According to the department’s lawsuit, which was filed in May 2020, Gregory St. Johns, the series director of photography, “used his position of power to create an unchecked hostile work environment in which he subjected production crew members to frequent sexual harassment, including touching and caressing numerous employees,” over a 14-year period.
In a statement last week, the CRD stated that ABC Signature would also update and publish procedures for all shows produced by the unit and take additional measures to ensure there are no unresolved complaints of harassment and retaliation on site. Additionally, the business will provide the department with an annual compliance report.
According to a statement by CRD Director Kevin Kish, “Crew members bravely came out to claim their right to create a living free from sexual harassment.” “Companies must address valid accusations of harassment and retaliation and take action against harassers,” according to the Equal Employment Opportunity Commission.
Requests for a response from a representative of ABC Signature were not immediately answered.
Walt Disney Co., ABC Signature Studios Inc., CBS Studios Inc., St. Johns, and members of the television series’ executive production team were named as defendants in the lawsuit.

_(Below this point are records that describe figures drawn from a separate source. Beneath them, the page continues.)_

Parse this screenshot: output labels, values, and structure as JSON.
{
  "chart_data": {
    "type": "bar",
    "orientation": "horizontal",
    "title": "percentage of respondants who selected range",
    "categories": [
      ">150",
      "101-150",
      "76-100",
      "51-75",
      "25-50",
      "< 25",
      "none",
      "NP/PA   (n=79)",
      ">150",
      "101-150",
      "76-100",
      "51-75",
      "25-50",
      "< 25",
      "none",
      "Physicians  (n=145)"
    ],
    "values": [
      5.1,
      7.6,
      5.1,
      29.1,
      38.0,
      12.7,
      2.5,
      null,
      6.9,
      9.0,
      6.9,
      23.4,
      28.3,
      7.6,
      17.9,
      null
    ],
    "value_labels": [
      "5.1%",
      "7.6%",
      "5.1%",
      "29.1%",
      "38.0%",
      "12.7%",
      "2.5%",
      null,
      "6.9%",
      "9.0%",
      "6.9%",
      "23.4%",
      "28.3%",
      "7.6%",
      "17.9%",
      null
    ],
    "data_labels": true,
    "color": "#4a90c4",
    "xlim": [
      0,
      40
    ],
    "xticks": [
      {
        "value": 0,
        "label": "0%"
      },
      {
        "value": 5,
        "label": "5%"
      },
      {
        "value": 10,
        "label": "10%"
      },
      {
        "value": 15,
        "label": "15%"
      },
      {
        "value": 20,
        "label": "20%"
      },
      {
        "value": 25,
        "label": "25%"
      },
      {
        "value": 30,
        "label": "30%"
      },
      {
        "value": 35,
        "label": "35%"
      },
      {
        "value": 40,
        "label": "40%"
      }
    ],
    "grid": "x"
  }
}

St. Johns, according to the lawsuit, “doted on particular guys and treated them more favorably, so long as they acquiesced to his attention. He retaliated against individuals who resisted in the ways that are typical for him, such as by giving them silent treatment, social exclusion, unjust criticism, public humiliation, and finally firing.
According to a statement from the state agency, the lawsuit also alleges that the executive production team fired “over a dozen men who rejected St. John’s harassment” because they were aware of and approved of St. John’s alleged behavior.